Under the record before us we do not think the trial court erred in denying appellant's motions for a physical examination of appellee, either prior to the trial or at the close of appellee's evidence, as a condition precedent to proceeding further with the case. In Austin & N. W. R. Co. v. Cluck, 97 Tex. 172, 77 S.W. 403, 64 L.R.A. 494, 104 Am. St. Rep. 863, 1 Ann.Cas. 261, the Supreme Court of this State held in an exhaustive opinion on the subject that a district court has no authority under the Constitution and laws of Texas to order the plaintiff in a common law action for damages on account of personal injuries to submit himself to a physical examination by a doctor. So far as we have been able to ascertain, the holding in the Cluck case has been consistently followed in this jurisdiction in each instance where the question has arisen. See: San Antonio & A. P. Ry. Co. v. Spencer, 55 Tex. Civ. App. 456, 119 S.W. 716, er. ref.; Safeway Stores, Inc., v. Rutherford, Tex.Civ.App., 101 S.W.2d 1055; Id., 130 Tex. 465, 111 S.W.2d 688; Equitable Life Assur. Soc. v. Murdock, Tex.Civ.App., 219 S.W.2d 159, er. ref. n. r. e.; Southwestern Greyhound Lines, Inc., v. Dickson, Tex.Civ.App., 219 S.W.2d 592.

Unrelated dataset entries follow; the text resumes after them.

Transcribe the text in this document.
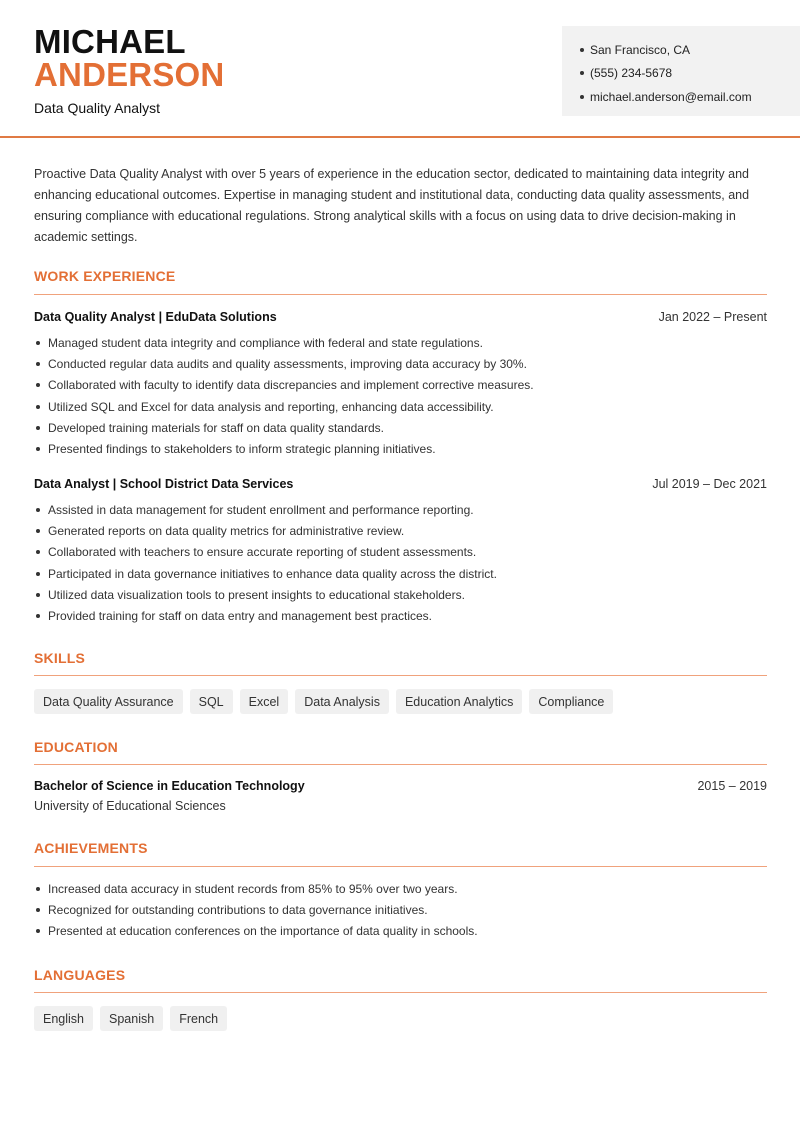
MICHAEL
ANDERSON
Data Quality Analyst
San Francisco, CA
(555) 234-5678
michael.anderson@email.com

Proactive Data Quality Analyst with over 5 years of experience in the education sector, dedicated to maintaining data integrity and enhancing educational outcomes. Expertise in managing student and institutional data, conducting data quality assessments, and ensuring compliance with educational regulations. Strong analytical skills with a focus on using data to drive decision-making in academic settings.

WORK EXPERIENCE
Data Quality Analyst | EduData Solutions	Jan 2022 – Present
Managed student data integrity and compliance with federal and state regulations.
Conducted regular data audits and quality assessments, improving data accuracy by 30%.
Collaborated with faculty to identify data discrepancies and implement corrective measures.
Utilized SQL and Excel for data analysis and reporting, enhancing data accessibility.
Developed training materials for staff on data quality standards.
Presented findings to stakeholders to inform strategic planning initiatives.
Data Analyst | School District Data Services	Jul 2019 – Dec 2021
Assisted in data management for student enrollment and performance reporting.
Generated reports on data quality metrics for administrative review.
Collaborated with teachers to ensure accurate reporting of student assessments.
Participated in data governance initiatives to enhance data quality across the district.
Utilized data visualization tools to present insights to educational stakeholders.
Provided training for staff on data entry and management best practices.
SKILLS
Data Quality Assurance	SQL	Excel	Data Analysis	Education Analytics	Compliance
EDUCATION
Bachelor of Science in Education Technology	2015 – 2019
University of Educational Sciences
ACHIEVEMENTS
Increased data accuracy in student records from 85% to 95% over two years.
Recognized for outstanding contributions to data governance initiatives.
Presented at education conferences on the importance of data quality in schools.
LANGUAGES
English	Spanish	French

When the present Texas Rules of Civil Procedure were originally promulgated by the Supreme Court on October 29, 1940, Rule 168 thereof authorized trial courts to order physical examinations in actions where the physical condition of a party was in controversy, but this rule was repealed by order of the Supreme Court on March 31, 1941 and since that date the trial courts of this State have had no lawful authority *807 to order such examinations except in cases where the injured party makes profert of his body to the trial court or jury during the trial. In our opinion, the introduction in evidence of the X-ray pictures of appellee's lumbar spine did not amount to a profert of his body or injuries and appellee did not thereby waive his right to refuse to submit himself to the physical examination sought by appellant. Kirkpatrick v. Neal, Tex.Civ.App., 153 S.W.2d 519, er. ref. w. o. m.

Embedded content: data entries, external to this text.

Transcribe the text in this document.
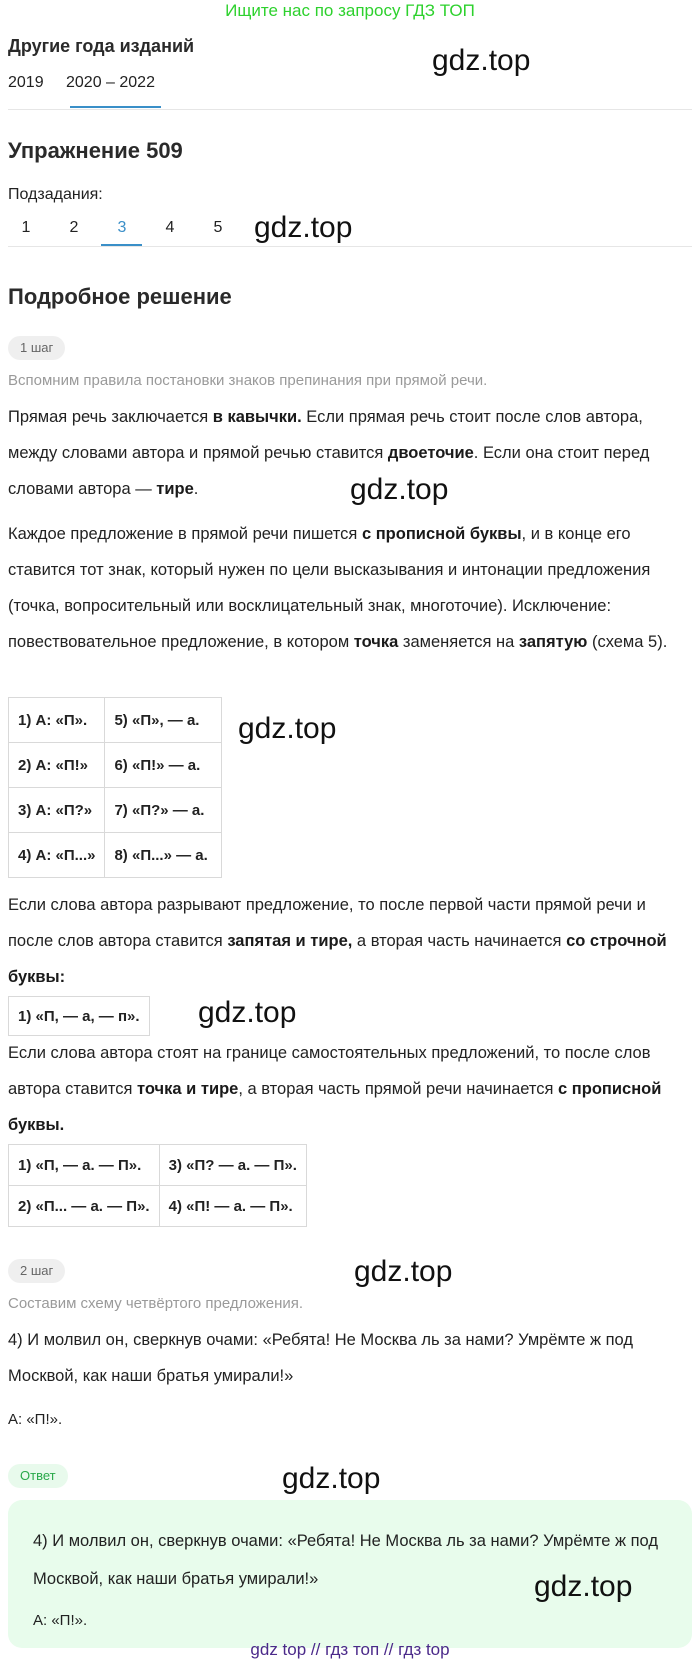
Ищите нас по запросу ГДЗ ТОП
Другие года изданий
2019 2020 – 2022
Упражнение 509
Подзадания:
1	2	3	4	5
Подробное решение
1 шаг
Вспомним правила постановки знаков препинания при прямой речи.
Прямая речь заключается в кавычки. Если прямая речь стоит после слов автора, между словами автора и прямой речью ставится двоеточие. Если она стоит перед словами автора — тире.
Каждое предложение в прямой речи пишется с прописной буквы, и в конце его ставится тот знак, который нужен по цели высказывания и интонации предложения (точка, вопросительный или восклицательный знак, многоточие). Исключение: повествовательное предложение, в котором точка заменяется на запятую (схема 5).
1) А: «П».	5) «П», — а.
2) А: «П!»	6) «П!» — а.
3) А: «П?»	7) «П?» — а.
4) А: «П...»	8) «П...» — а.
Если слова автора разрывают предложение, то после первой части прямой речи и после слов автора ставится запятая и тире, а вторая часть начинается со строчной буквы:
1) «П, — а, — п».
Если слова автора стоят на границе самостоятельных предложений, то после слов автора ставится точка и тире, а вторая часть прямой речи начинается с прописной буквы.
1) «П, — а. — П».	3) «П? — а. — П».
2) «П... — а. — П».	4) «П! — а. — П».
2 шаг
Составим схему четвёртого предложения.
4) И молвил он, сверкнув очами: «Ребята! Не Москва ль за нами? Умрёмте ж под Москвой, как наши братья умирали!»
А: «П!».
Ответ
4) И молвил он, сверкнув очами: «Ребята! Не Москва ль за нами? Умрёмте ж под Москвой, как наши братья умирали!»
А: «П!».
gdz.top
gdz.top
gdz.top
gdz.top
gdz.top
gdz.top
gdz.top
gdz.top
gdz top // гдз топ // гдз top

If for any reason the prevailing rule of law in Texas on the subject here under discussion ought to be changed, then in that event such change should be made by either the Legislature or the Supreme Court and not by this Court. Accordingly, appellant's points of error must be and they are hereby overruled and the judgment appealed from is affirmed.